We have a heterogeneous cluster setup where a large set of powerful
hot data nodes ingest daily data live, and store about 5 days worth of data (~15tb or so). Then after 5 days we migrate the data to a smaller set of less powerful but larger-in-storage
warm nodes. These warm nodes maintain data for 25 days before we destroy it.
warm nodes are
d2.2xl instances (60gb memory, 12TB local storage) and we dedicate half the memory to ES (so 30gb). Each node is storing roughly ~5tb of data, and we have 14 nodes right now. Over 14 nodes we have 25 days of indices (
* 2 because we store two types of data each day). This nets out to about
700 shards and about
70tb of raw data across the machines. From a performance perspective this is fine because this data is generally not searched frequently, so we don't mind if the queries are slow.
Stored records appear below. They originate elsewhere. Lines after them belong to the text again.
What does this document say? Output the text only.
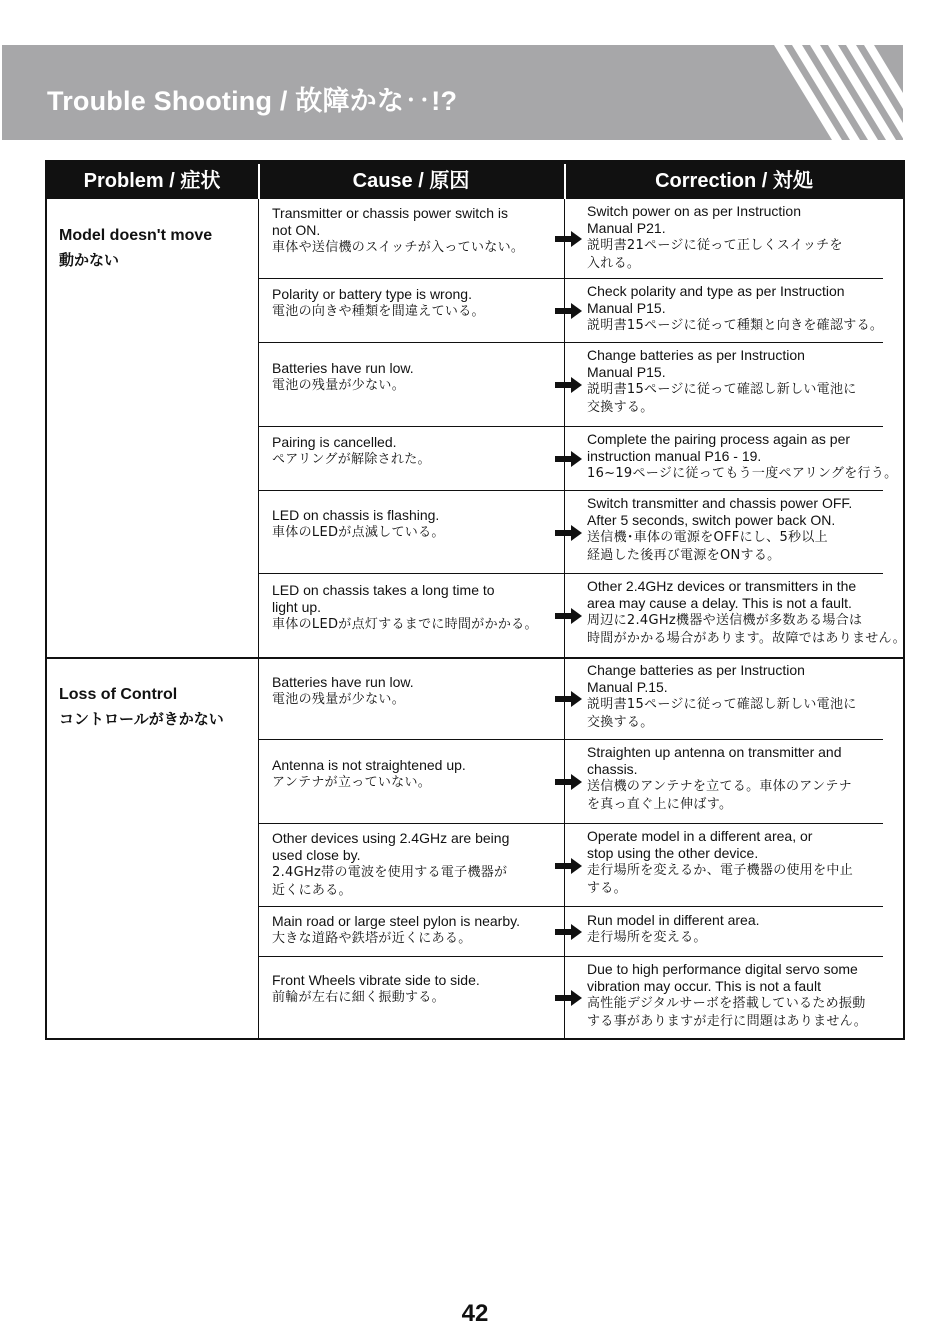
Trouble Shooting / 故障かな‥!?
Problem / 症状	Cause / 原因	Correction / 対処
Model doesn't move
動かない
Transmitter or chassis power switch is
not ON.
車体や送信機のスイッチが入っていない。
Switch power on as per Instruction
Manual P21.
説明書21ページに従って正しくスイッチを
入れる。
Polarity or battery type is wrong.
電池の向きや種類を間違えている。
Check polarity and type as per Instruction
Manual P15.
説明書15ページに従って種類と向きを確認する。
Batteries have run low.
電池の残量が少ない。
Change batteries as per Instruction
Manual P15.
説明書15ページに従って確認し新しい電池に
交換する。
Pairing is cancelled.
ペアリングが解除された。
Complete the pairing process again as per
instruction manual P16 - 19.
16~19ページに従ってもう一度ペアリングを行う。
LED on chassis is flashing.
車体のLEDが点滅している。
Switch transmitter and chassis power OFF.
After 5 seconds, switch power back ON.
送信機･車体の電源をOFFにし、5秒以上
経過した後再び電源をONする。
LED on chassis takes a long time to
light up.
車体のLEDが点灯するまでに時間がかかる。
Other 2.4GHz devices or transmitters in the
area may cause a delay. This is not a fault.
周辺に2.4GHz機器や送信機が多数ある場合は
時間がかかる場合があります。故障ではありません。
Loss of Control
コントロールがきかない
Batteries have run low.
電池の残量が少ない。
Change batteries as per Instruction
Manual P.15.
説明書15ページに従って確認し新しい電池に
交換する。
Antenna is not straightened up.
アンテナが立っていない。
Straighten up antenna on transmitter and
chassis.
送信機のアンテナを立てる。車体のアンテナ
を真っ直ぐ上に伸ばす。
Other devices using 2.4GHz are being
used close by.
2.4GHz帯の電波を使用する電子機器が
近くにある。
Operate model in a different area, or
stop using the other device.
走行場所を変えるか、電子機器の使用を中止
する。
Main road or large steel pylon is nearby.
大きな道路や鉄塔が近くにある。
Run model in different area.
走行場所を変える。
Front Wheels vibrate side to side.
前輪が左右に細く振動する。
Due to high performance digital servo some
vibration may occur. This is not a fault
高性能デジタルサーボを搭載しているため振動
する事がありますが走行に問題はありません。
42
The problem we've got is that the JVM on each of these machines is running right at about 80% used, and there is no garbage collection jigsaw pattern .. the machines just hold steady at 80%. After digging, we realized that it looks like we're storing an average of
22gb of data in memory for terms:
So, the ultimate question here .. is it possible for me to tune ES to store fewer terms in the JVM heap? Or is this a simple limitation .. the more data we have, the more heap size we simply have to have available to us? Can we not make some kind of performance tradeoff here?